Google is closing its social network, Google Plus, following the discovery of a security breach this past spring, in which up to 500,000 customers (between 2015 and 2018) had their information exposed.
The vice president of engineering, Ben Smith, confirmed in a ‘Safety and Security’ blog post that the company had detected a security bug in March that impacted the profiles of close to half a million users and their information.
Google said the flaw was patched immediately and that there was no evidence that the leaked information was used by any third-party developers.
Despite the security gaff, Google officials opted not to disclose the problem at the time over fear of intense criticism akin to what Facebook went through after its privacy problems.
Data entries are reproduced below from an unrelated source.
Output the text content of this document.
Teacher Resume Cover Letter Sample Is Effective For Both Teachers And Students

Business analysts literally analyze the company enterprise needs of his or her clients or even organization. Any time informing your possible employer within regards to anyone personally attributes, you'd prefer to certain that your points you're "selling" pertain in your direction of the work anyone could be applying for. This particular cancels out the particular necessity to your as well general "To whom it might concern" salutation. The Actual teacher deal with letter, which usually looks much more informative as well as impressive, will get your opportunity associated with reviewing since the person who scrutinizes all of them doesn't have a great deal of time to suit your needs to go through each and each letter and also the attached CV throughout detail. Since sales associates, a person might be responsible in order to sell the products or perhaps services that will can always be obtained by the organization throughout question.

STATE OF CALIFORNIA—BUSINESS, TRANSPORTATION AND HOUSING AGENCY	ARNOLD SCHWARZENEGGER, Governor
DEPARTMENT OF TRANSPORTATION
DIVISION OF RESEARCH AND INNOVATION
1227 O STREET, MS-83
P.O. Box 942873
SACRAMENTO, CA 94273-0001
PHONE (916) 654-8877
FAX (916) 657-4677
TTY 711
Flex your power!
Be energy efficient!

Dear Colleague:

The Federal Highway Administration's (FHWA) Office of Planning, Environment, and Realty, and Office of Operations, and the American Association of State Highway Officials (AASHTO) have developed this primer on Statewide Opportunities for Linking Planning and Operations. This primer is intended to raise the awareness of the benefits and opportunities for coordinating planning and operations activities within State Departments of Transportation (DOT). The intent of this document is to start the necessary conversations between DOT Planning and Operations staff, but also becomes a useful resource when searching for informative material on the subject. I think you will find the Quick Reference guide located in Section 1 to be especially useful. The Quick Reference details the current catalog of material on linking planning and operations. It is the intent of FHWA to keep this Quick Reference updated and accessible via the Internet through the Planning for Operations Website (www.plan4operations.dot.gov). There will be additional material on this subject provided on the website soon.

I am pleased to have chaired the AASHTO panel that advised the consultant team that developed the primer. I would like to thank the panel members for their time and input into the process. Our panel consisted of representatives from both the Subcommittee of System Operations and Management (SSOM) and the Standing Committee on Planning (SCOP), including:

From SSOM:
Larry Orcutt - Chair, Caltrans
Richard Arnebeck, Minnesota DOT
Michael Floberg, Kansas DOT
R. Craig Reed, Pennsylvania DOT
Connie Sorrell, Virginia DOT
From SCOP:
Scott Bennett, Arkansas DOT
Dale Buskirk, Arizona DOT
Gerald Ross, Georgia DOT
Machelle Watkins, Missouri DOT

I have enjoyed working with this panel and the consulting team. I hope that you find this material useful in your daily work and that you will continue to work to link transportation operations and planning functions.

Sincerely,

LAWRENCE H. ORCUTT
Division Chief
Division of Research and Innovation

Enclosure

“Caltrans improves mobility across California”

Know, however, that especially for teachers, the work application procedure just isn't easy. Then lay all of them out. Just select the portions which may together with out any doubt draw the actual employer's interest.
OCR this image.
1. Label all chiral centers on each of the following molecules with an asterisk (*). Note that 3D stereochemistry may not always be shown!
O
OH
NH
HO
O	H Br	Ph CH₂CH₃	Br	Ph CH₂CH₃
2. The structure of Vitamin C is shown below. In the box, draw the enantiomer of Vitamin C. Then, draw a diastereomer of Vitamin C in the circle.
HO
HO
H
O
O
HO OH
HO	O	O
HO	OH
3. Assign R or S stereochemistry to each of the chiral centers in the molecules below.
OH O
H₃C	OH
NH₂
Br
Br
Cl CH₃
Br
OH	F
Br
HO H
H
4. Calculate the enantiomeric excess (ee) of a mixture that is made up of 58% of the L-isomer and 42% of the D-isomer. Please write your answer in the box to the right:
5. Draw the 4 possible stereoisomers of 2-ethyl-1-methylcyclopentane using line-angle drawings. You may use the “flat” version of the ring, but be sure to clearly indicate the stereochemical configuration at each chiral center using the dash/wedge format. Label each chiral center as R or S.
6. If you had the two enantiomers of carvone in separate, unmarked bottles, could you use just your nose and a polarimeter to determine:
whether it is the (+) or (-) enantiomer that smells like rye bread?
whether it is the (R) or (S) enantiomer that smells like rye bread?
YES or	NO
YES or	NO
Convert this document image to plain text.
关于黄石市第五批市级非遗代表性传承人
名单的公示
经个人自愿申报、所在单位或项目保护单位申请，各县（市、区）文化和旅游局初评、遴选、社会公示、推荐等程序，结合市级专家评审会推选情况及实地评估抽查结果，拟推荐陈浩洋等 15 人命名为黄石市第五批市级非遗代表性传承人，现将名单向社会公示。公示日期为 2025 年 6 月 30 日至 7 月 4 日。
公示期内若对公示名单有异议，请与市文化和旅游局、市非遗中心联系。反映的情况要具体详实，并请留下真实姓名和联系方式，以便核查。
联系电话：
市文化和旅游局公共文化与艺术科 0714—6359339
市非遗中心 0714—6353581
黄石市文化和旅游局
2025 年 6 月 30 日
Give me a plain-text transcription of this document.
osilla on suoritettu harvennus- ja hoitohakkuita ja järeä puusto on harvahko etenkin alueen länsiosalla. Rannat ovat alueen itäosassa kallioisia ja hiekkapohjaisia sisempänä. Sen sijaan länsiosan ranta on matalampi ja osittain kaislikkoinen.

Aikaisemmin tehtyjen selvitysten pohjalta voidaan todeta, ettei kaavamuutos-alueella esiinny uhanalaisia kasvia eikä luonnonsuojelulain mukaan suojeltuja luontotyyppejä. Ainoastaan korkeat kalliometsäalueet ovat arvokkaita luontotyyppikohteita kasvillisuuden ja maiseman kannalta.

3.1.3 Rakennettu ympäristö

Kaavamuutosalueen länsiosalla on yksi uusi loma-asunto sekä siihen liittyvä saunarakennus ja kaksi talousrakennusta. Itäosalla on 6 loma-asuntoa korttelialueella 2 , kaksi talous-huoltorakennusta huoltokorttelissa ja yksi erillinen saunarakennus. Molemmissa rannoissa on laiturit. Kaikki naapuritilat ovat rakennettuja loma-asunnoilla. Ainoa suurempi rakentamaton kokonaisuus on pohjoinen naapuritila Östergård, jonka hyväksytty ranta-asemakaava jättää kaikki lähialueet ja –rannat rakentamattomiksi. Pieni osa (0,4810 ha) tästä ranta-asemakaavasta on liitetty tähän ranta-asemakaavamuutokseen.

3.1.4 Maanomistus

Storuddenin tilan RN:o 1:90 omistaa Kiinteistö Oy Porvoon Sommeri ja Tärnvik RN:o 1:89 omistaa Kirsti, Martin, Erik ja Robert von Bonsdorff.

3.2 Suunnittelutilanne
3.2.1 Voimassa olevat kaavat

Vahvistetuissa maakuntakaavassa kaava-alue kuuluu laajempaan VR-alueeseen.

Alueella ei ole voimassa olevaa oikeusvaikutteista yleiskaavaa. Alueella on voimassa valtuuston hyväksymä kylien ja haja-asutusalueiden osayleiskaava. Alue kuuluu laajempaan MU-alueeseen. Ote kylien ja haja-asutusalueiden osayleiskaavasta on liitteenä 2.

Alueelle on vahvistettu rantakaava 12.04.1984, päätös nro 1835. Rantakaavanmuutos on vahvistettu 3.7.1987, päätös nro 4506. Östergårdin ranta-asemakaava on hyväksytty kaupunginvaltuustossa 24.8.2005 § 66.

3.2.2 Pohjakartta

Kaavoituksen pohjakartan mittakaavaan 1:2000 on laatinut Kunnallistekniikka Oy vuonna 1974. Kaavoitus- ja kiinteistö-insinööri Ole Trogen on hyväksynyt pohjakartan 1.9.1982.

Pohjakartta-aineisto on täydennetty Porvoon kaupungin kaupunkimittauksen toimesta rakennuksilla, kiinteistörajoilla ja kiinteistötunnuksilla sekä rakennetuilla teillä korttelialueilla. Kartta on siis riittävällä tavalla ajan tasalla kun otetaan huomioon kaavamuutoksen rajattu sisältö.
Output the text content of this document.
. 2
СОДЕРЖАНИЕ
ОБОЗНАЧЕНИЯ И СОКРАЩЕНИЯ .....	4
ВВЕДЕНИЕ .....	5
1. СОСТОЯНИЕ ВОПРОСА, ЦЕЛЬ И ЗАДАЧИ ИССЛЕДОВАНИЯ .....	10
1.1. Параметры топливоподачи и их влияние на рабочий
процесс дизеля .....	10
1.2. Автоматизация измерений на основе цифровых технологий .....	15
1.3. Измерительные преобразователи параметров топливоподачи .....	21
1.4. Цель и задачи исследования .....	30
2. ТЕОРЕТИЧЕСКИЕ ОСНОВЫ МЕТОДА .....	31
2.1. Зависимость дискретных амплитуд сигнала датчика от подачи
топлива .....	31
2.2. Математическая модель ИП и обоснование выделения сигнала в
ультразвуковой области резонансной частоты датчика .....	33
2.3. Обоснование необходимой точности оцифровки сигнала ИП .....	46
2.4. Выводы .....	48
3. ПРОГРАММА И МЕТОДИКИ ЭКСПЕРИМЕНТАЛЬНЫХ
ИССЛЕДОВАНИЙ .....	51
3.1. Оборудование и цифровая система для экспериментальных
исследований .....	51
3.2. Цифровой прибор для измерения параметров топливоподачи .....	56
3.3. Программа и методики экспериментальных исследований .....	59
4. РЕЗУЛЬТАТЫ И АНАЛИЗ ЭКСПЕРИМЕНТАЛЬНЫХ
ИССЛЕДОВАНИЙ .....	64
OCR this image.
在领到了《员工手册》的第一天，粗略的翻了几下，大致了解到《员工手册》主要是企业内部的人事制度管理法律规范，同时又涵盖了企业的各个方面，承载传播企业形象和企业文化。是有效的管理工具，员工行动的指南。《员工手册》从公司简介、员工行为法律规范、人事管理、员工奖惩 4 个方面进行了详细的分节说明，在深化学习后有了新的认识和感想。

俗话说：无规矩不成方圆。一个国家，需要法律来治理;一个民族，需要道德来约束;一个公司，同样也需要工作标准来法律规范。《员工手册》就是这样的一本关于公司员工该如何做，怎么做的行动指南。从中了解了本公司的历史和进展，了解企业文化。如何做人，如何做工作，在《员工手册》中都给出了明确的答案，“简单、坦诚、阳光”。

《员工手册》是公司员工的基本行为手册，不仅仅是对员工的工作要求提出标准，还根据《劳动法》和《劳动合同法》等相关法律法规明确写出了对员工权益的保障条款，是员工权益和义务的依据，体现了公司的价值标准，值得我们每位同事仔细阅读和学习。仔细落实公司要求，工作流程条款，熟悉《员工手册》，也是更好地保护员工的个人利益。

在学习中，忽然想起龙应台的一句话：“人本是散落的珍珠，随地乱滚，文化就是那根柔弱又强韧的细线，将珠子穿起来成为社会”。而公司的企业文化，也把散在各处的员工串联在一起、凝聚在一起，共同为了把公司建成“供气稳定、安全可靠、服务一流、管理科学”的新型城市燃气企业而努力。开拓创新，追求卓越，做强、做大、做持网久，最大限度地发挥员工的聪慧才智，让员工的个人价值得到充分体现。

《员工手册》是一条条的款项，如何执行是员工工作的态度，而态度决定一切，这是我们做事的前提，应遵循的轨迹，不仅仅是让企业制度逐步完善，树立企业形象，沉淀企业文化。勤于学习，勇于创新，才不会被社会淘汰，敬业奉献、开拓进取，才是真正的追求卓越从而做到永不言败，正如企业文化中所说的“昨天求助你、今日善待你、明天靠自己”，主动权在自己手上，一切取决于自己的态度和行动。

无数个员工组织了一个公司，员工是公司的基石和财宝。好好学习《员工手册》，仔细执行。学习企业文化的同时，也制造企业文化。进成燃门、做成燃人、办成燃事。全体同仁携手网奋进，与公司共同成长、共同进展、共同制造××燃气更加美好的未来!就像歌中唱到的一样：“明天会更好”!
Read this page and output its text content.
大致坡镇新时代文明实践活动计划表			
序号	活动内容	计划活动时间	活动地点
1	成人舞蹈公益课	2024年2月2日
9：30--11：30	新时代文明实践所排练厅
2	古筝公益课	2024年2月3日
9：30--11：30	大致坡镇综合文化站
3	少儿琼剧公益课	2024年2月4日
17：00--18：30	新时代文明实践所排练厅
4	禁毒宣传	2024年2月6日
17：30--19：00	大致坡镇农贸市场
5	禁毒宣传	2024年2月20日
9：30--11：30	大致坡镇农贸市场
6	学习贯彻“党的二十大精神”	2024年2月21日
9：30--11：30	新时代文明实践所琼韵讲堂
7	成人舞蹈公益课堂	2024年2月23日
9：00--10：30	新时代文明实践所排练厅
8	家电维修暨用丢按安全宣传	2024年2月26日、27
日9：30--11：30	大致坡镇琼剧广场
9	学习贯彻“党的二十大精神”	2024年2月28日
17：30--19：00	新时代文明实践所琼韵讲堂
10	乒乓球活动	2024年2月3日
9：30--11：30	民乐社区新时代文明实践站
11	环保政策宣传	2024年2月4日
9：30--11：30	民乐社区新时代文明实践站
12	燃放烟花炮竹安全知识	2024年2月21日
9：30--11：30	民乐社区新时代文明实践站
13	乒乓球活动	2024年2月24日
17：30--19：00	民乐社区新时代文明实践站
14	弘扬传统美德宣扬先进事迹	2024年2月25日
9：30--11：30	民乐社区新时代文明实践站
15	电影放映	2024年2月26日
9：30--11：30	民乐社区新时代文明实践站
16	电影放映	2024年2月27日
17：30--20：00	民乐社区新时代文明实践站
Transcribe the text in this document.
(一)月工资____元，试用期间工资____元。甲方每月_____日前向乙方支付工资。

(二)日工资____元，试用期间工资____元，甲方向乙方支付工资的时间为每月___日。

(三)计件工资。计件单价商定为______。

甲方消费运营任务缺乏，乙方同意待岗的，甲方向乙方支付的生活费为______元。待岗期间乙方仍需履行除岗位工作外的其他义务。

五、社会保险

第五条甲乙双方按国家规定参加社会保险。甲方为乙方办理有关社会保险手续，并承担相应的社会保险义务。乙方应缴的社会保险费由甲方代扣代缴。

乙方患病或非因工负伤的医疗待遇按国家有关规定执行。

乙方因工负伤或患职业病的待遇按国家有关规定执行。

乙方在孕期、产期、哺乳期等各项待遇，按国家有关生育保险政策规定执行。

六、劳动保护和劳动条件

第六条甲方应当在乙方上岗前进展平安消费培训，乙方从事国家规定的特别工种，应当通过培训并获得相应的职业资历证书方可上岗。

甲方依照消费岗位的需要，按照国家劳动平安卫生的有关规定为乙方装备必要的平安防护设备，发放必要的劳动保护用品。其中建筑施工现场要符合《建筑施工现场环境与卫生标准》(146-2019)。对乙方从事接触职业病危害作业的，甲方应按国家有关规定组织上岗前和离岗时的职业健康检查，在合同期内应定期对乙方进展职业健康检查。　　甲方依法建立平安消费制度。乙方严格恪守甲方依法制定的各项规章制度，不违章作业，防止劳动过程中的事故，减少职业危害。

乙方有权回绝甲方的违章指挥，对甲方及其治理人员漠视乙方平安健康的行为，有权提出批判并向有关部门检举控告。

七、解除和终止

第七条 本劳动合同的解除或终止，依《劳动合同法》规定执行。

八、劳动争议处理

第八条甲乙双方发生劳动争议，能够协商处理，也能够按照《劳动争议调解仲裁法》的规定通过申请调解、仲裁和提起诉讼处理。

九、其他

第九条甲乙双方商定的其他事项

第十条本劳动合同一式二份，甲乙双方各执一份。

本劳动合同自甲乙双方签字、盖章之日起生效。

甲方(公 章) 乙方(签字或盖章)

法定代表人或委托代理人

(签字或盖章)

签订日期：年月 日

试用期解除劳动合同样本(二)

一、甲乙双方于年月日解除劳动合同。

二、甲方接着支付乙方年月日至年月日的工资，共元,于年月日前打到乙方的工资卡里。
There was no mention in the post as to why they decided to wait until Monday to confirm the breach.
Google also announced that, “we cannot confirm which users were impacted by this bug.”
According to the blog post, the Google Plus data that was potentially exposed included names, email addresses, occupations, date of birth, profile photos and genders.
The company will begin to wind-down the network over a 10-month period, allowing users time to wipe their profiles clean and take down additional information.
The company will modify its app and permission settings in order to promote better security, moving forward.
“To give people a full opportunity to transition, we will implement this wind-down over a 10-month period, slated for completion by the end of next August,” said Ben Smith, Google’s Vice President of Engineering. “Over the coming months, we will provide consumers with additional information, including ways they can download and migrate their data.”